Machine Learning Engineer, Deep Learning
Location: Torrence, California
Our Client is changing the way people think about water. In the U.S leaks contribute to nearly 13% of total water usage and can cost thousands of dollars in repairs. Most of these leaks remain undetected for a long time because it’s an invisible problem that is hidden behind the walls or underground. But what if it could become more visible? They believe that creating the tools to bring issues to light before they start is the key to protecting your home, conserving water, saving money and, just maybe, saving the planet.
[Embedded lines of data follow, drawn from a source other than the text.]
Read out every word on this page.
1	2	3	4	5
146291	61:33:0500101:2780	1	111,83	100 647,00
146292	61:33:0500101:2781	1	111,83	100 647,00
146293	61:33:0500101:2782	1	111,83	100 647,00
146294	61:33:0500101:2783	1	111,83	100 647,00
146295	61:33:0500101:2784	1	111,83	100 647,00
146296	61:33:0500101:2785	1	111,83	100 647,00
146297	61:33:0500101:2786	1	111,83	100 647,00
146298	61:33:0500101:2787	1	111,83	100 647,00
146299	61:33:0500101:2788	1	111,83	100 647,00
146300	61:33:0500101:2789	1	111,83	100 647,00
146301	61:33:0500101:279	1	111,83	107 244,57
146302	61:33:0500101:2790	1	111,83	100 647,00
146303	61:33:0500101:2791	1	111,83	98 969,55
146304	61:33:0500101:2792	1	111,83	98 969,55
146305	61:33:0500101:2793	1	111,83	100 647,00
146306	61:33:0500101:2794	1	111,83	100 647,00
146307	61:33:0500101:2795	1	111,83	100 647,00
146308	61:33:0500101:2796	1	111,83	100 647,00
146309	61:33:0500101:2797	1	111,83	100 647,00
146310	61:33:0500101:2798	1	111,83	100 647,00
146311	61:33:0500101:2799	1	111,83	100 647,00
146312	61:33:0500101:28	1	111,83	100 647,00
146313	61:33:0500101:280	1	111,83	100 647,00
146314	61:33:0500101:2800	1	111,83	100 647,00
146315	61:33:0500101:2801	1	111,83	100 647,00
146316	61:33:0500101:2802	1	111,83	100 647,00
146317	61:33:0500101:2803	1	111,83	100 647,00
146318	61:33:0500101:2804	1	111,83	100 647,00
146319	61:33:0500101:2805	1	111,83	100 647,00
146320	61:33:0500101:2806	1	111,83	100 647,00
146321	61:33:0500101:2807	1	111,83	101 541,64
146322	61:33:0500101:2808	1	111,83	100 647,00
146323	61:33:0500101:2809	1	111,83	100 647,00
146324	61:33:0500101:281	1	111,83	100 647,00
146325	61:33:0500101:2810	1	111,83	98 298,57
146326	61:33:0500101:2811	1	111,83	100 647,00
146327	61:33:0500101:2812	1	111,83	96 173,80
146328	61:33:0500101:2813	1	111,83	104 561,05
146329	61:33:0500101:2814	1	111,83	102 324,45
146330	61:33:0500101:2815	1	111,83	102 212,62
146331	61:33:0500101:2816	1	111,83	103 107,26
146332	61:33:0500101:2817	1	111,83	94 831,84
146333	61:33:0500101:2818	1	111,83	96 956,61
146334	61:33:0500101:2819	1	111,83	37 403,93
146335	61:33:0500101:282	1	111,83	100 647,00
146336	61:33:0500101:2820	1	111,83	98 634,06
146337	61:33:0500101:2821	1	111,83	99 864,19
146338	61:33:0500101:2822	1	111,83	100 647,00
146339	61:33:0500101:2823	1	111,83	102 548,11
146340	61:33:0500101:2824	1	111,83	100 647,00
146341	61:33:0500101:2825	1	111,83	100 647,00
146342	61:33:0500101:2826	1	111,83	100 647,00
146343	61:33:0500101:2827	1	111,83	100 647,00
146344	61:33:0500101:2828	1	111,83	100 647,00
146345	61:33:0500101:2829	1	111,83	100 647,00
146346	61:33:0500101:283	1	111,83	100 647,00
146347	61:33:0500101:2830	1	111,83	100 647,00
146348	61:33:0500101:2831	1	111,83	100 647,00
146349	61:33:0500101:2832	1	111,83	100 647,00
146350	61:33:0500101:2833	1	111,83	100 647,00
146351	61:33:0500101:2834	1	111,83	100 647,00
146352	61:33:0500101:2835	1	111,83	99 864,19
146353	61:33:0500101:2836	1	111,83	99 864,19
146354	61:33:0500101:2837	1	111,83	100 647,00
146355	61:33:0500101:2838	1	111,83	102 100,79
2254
They are preparing to launch and need an experienced Machine Learning Engineer focused on Deep Neural Network (DNN) who is passionate about building ML algorithms to solve these very important problems and see its impact across thousands of homes across the U.S.
Here’s what you will do:
Own it: You will be responsible for deducing the critical events and features of rich time series sensor signals required to create powerful ML algorithms.
Design and develop it: You will design and build ML algorithms that translate the detected events and features into actionable end-user feedback.
Test it: You will verify your algorithms by running tests on data from real-world deployments. Your testing will be thorough and innovative, and help guide the next iteration of testing.
Improve it: You will incorporate feedback from Marketing, Engineering, and Operations to optimize the final product.
How do we know that’s you? You have:
A Master of Science degree or a Doctoral degree with applied machine learning and signal processing experience, in Electrical Engineering, Computer Science, Applied Mathematics or any relevant field. Rank based on experience.
Developed organized, easy to read, and modifiable software source code for machine learning algorithms with emphasis on signal processing, feature extraction, time series analysis, and statistical modeling.
Experience programming in Python and/or MATLAB. Knowledge of low-level languages such as C/C++ is a plus.
Experience with one or more of the following machine learning techniques DNNs, Reinforcement Learning, Zero/One-shot learning.
Worked closely with subject matter experts and statisticians to drive deep analysis.
The ability to identify risks and understand how to approach and complete tasks, avoiding serious delays and considerable expenditure of time and resources.
Contributed ideas and/or concepts that support the generation of intellectual property or published papers.
Familiarity with cloud technologies such as AWS.
Familiarity with source control and code management tools such as Git and SVN.
Hands-on experience with GPUs a plus.